Kunst boomt und Kunstraub ebenso. Steigende Preise und wachsendes Prestige faszinieren nicht nur seriöse Sammler, sondern locken auch Kriminelle, sagt Kunsthistoriker Oliver Class: «Die Statistik zeigt, dass die Kriminalität, die mit Kunst zu tun hat, heute im oberen Bereich der Top Ten der verschiedenen Deliktarten liegt.»
Was soll ich damit?
Oliver Class arbeitet als Kunstsachverständiger für die Allianz Suisse und kennt sich mit entwendeten Kunstwerken aus. Der Grossteil der Kunstdiebstähle finde nicht in bekannten Museen statt, sondern betreffe private Sammlungen, so Oliver Class. In die Medien kämen nur die spektakulären Fälle.
Habe der Täter ein bekanntes Werk geraubt, werde es allerdings schwierig, dieses weiterzugeben. «Sie können die Dinge in der Regel selbst über Hehler nicht losschlagen, weil der Hehler sagt: ‹Was soll ich damit?›»
Eine Mutprobe
Die Formel «Ich stehle, um Geld zu machen» funktioniert beim Kunstklauen nicht. Was treibt Kriminelle in Kunstmuseen und Ausstellungshäuser? Der sportliche Ehrgeiz, das Sicherheitssystem zu überlisten?
Es gebe eine Theorie von sogenannten Impulstaten, so Oliver Class. «Kriminelle suchen sich eine besonders schwierige Tat, die in eigenen Kreisen als prestigeträchtig gilt. Ein grosses Museum auszurauben, ist natürlich eine eher schwierige Sache und unterscheidet sich vom Einbruch im Einfamilienhaus.»
Kunstraub ist also auch so etwas wie eine Demonstration der kriminellen Potenz.
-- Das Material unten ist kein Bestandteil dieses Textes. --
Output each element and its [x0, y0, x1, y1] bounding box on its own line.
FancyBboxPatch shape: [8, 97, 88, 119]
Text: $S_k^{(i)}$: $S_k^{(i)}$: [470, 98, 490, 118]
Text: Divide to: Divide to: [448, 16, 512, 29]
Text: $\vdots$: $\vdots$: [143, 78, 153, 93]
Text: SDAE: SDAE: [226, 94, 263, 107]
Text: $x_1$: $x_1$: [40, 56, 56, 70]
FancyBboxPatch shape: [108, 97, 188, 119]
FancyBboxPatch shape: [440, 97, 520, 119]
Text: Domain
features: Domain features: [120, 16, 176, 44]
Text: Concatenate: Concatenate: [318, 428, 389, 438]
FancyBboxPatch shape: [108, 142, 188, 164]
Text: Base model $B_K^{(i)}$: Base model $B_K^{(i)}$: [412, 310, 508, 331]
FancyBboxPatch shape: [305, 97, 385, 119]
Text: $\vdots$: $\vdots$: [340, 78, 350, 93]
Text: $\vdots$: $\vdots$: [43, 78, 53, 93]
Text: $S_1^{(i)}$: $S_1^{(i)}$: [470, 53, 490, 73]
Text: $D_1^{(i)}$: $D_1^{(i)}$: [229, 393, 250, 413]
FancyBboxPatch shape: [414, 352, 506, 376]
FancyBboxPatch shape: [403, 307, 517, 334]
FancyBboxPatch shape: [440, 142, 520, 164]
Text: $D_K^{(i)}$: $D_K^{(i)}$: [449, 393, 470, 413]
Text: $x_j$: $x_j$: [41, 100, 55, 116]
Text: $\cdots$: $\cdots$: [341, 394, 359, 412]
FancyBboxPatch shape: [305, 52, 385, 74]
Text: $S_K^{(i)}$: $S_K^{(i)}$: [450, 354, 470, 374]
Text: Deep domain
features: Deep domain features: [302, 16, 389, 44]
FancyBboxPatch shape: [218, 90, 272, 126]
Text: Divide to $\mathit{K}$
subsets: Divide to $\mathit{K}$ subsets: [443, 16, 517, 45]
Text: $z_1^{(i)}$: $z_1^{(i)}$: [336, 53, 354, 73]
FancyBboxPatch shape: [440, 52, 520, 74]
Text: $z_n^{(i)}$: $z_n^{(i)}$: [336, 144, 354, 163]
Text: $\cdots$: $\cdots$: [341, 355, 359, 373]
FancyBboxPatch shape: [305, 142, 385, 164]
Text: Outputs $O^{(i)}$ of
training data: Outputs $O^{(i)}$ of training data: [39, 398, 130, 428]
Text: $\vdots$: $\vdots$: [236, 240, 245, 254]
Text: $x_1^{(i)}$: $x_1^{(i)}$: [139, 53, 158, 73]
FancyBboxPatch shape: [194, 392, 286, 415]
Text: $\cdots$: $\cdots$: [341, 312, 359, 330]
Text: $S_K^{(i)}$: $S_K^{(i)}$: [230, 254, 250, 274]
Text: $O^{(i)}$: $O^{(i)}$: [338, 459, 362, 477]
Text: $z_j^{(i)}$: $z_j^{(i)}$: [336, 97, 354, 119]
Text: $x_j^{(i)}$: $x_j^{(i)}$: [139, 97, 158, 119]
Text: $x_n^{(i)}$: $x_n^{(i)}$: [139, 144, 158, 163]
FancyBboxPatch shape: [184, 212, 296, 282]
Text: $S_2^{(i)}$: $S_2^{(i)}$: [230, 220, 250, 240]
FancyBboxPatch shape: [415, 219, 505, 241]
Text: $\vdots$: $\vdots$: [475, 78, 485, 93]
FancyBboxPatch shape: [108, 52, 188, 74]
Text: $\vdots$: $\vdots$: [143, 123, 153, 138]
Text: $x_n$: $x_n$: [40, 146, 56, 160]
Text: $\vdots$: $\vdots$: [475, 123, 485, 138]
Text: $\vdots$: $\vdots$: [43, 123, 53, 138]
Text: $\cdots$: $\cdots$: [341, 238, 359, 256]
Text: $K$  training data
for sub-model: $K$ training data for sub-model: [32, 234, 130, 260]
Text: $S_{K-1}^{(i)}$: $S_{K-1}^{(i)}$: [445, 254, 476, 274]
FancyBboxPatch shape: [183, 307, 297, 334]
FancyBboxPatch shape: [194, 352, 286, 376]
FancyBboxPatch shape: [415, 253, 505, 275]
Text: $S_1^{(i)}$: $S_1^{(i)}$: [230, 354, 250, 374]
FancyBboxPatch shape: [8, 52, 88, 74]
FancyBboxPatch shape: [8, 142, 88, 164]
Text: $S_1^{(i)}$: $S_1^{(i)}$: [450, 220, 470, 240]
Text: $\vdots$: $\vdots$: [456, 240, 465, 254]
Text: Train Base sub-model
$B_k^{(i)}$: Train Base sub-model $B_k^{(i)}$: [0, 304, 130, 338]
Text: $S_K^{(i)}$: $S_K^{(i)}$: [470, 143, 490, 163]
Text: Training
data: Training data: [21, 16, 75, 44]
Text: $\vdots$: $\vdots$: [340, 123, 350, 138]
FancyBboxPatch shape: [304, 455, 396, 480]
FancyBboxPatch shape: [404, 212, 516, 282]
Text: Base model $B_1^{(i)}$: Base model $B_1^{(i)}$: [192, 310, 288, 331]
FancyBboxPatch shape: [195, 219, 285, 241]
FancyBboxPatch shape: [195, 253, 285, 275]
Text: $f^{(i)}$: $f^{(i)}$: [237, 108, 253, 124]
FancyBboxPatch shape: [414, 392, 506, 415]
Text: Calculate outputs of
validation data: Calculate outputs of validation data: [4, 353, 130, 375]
So ähnlich sieht es auch Olivier Moeschler, Kultursoziologe an der Universität Lausanne.
«Der Dieb an sich hat in unserer Kultur durchaus ein positives Image. Dieses positive Bild gilt aber nicht für den Taschendieb, sondern für den trickreichen, intelligenten Connaisseur, der das System kennt und austrickst», sagt Moeschler.
Connaisseur und Systemsprenger
Der Kultursoziologe verweist auf den fiktiven Meisterdieb Arsène Lupin, der in Frankreich sehr populär ist. Im Kunstraub potenziert sich die heimliche Bewunderung für den schlauen Dieb. Denn Kunst diene immer auch der gesellschaftlichen Abgrenzung.
«Kunstraub ist ein Mittel, um sich an den Wohlsituierten zu rächen – und das nicht nur in materieller Weise. Kunst ist eine der letzten Domänen des Religiösen in unserer Gesellschaft. Wer Kunst besitzt, der berührt das Göttliche», so Moeschler.
Der Experte sieht noch einen anderen Grund für das grosse Interesse an realen und fiktiven Kunstraubgeschichten.
Kunst sei in den letzten Jahrzehnten immer komplizierter geworden. «Die Malerei zum Beispiel gibt sich eigene Regeln. Für viele Menschen ist zeitgenössische Kunst schlicht unverständlich. In grossen Kunstraubfällen – sei es in der Realität oder im Film – geht es nie um komplizierte Installationen, sondern um bekannte Gemälde und Skulpturen, um Kunstwerke, die man auch ausserhalb der Kunstwelt kennt und schätzt», sagt Moeschler.
Das hat für manche Filmzuschauerin und manchen Zeitungsleser etwas Beruhigendes. Es zeigt: Die alten Werte gelten noch.